I just asked a woman to hang with my daughter and me.

I ought to be terrified. And I’m honestly not sure why I chose now to ask Katie this big question.

But something about this seems just right.

This afternoon is all I can give, but maybe it will be enough for now.

20

Katie

I wasn’t jonesing for this invitation, but now that he’s offered it, there is only one way to RSVP.

“I would love to shop with you and make monkey bread,” I say, and his suggestion feels worlds better than any night with my ex.

And it feels just as good as dancing to 80s tunes, shopping with a drag queen, and making eggs with this man.

Being with Harlan in any little way feels good.

That’s scary as hell, but wonderful too.

It’s making me think about timing, and steps, and possibilities.

About the future, and how to make it happen.

Risky thoughts I probably shouldn’t entertain, given my past. Given my heartbreak.

And yet, I am.

That means there’s monkey bread to make.

“Let’s hit it, handsome,” I say.

Harlan shoots me a sexy and sweet smile that melts my heart—and all the rest of me too.

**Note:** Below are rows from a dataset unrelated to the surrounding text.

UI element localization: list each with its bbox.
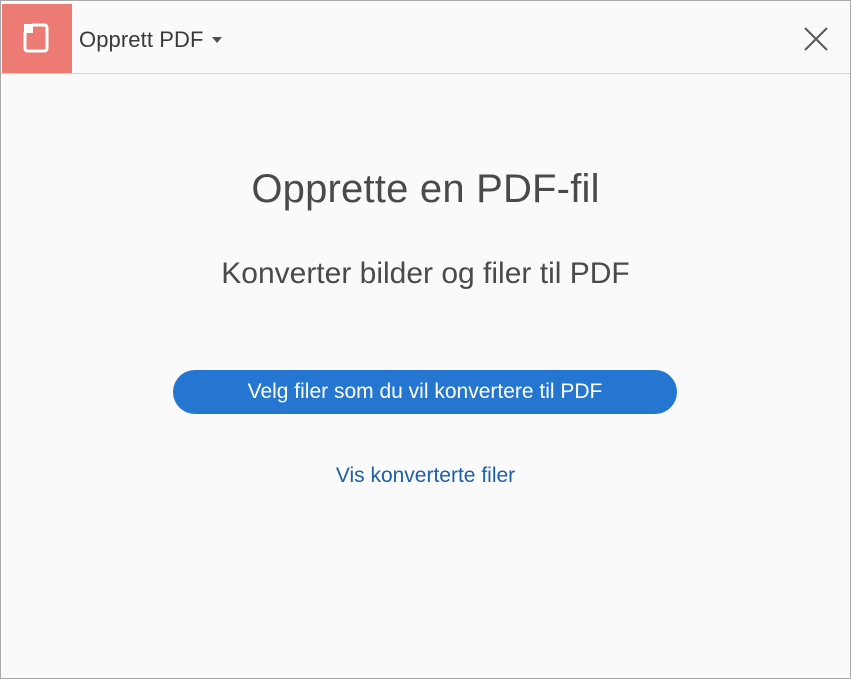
caret-down-icon bbox=[211, 37, 222, 43]
view-converted-files-link[interactable]: Vis konverterte filer bbox=[1, 464, 850, 488]
close-button[interactable] bbox=[800, 23, 832, 55]
select-files-button[interactable]: Velg filer som du vil konvertere til PDF bbox=[173, 370, 677, 414]
tool-header: Opprett PDF bbox=[1, 1, 850, 74]
create-pdf-window: Opprett PDF Opprette en PDF-fil Konverte… bbox=[0, 0, 851, 679]
tool-switcher-dropdown[interactable]: Opprett PDF bbox=[79, 27, 222, 53]
close-icon bbox=[804, 27, 828, 51]
page-title: Opprette en PDF-fil bbox=[251, 167, 600, 211]
page-subtitle: Konverter bilder og filer til PDF bbox=[221, 257, 630, 290]
tool-title: Opprett PDF bbox=[79, 27, 204, 52]
create-pdf-icon bbox=[23, 23, 49, 53]
tool-icon-tile bbox=[2, 4, 72, 73]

So much for being only teacher and student with him. His smile just crossed the don’t-break-me line of my heart.

“And we’re off to the store,” he says.

And maybe to something unknown.

How is it possible that grocery shopping can be fun?

Tell me that, universe.

I have never enjoyed shopping for food. Food buying is functional.

But shopping for groceries with Harlan is a blast.

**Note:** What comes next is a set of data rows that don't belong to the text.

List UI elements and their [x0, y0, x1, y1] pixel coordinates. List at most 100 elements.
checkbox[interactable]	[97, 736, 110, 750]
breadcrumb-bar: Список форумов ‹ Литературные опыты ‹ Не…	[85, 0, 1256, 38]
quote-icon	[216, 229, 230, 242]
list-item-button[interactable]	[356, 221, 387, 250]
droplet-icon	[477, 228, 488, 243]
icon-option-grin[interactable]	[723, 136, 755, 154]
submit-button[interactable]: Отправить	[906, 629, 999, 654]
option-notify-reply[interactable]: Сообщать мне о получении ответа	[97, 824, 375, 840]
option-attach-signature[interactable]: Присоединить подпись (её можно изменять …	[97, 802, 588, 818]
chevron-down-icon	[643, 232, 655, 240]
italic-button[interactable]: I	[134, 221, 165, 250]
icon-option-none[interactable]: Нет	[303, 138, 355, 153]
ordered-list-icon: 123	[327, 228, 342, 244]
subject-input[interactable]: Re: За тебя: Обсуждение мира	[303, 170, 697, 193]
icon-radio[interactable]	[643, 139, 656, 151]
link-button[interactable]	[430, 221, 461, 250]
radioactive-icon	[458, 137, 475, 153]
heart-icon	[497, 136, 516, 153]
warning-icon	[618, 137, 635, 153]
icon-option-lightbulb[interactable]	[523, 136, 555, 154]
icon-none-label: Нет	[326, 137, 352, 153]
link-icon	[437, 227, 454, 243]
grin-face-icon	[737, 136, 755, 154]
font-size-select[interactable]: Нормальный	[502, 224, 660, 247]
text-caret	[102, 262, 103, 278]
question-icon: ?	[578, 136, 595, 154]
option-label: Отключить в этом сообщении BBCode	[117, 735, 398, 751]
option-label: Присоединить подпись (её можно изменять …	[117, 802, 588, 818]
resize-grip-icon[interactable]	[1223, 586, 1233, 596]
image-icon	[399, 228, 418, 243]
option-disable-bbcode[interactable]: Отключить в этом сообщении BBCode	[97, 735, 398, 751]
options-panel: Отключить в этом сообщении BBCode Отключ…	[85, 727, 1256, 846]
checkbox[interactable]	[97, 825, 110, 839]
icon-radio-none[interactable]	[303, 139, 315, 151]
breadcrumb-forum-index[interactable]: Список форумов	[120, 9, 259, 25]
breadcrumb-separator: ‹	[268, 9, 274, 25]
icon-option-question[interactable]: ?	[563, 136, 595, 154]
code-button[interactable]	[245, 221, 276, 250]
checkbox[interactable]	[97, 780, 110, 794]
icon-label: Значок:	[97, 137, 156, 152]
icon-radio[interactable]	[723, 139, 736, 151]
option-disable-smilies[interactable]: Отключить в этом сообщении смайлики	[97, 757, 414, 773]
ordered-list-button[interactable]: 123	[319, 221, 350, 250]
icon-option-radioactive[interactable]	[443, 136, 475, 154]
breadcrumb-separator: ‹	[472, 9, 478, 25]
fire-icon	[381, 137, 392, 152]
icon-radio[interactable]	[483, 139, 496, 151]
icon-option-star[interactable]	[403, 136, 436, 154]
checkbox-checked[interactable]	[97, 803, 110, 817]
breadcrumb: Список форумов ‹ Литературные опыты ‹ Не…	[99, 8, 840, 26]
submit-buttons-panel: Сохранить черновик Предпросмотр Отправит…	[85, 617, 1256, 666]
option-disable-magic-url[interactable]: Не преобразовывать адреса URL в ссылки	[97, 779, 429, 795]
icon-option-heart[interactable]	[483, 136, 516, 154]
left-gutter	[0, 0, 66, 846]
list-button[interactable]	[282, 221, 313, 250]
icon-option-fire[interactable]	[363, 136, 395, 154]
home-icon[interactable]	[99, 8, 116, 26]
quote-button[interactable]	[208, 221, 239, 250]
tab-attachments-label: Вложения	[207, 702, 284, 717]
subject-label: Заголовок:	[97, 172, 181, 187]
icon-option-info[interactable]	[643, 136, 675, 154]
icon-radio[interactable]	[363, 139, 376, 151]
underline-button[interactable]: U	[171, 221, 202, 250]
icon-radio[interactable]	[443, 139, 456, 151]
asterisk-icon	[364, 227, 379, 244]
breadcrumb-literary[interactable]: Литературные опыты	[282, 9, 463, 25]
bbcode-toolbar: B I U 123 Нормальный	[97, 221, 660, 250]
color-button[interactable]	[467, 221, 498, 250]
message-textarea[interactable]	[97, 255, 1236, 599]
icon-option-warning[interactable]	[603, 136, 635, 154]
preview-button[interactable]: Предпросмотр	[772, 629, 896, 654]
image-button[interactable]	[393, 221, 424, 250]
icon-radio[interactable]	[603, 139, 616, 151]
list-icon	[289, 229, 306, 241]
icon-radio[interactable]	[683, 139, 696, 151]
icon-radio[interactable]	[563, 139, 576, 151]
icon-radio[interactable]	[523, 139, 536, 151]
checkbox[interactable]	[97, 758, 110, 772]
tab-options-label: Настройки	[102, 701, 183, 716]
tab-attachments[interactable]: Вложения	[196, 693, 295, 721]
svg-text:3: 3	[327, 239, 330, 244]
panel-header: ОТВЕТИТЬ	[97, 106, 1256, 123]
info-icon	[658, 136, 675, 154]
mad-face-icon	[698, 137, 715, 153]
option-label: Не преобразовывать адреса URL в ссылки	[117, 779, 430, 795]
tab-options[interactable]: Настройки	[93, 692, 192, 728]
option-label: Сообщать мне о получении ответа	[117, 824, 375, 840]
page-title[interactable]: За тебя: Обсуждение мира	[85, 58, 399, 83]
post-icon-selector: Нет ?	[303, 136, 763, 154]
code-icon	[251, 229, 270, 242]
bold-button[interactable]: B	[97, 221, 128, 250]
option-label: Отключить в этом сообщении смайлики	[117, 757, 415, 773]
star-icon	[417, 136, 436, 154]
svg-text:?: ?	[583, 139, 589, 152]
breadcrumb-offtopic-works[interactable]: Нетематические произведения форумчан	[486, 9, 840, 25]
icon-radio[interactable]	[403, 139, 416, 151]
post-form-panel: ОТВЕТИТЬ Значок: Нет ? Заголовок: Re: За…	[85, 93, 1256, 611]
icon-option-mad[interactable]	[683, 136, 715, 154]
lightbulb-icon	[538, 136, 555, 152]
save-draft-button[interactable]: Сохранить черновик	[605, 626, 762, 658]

I grab a box of brown sugar and waggle it. “Confession time—as a kid, did you or did you not sneak spoonfuls of sugar from the pantry?”

He scoffs. “Obviously. Brown sugar was my gateway drug into sweets.”

“Right? Same here. Never turned back. I’m convinced brown sugar ignited my lifetime love affair with yummy things.”

He sweeps the box into the shopping basket. “My words to live by: you can never have enough brown sugar, good tunes, and”—he stops to glance around the bougie gourmet store in Pacific Heights, then lowers his voice—“good sex.”

Mmm.

Those words rumble from his lips. They’re about more than the physical. “I like how you added an adjective before sex. It’s important to specify. Because bad sex is not worth having,” I say as we reach the spices, and I grab some cinnamon.

“You’re a woman after my own heart,” he says, and I want to shout, Yes. Yes, I am.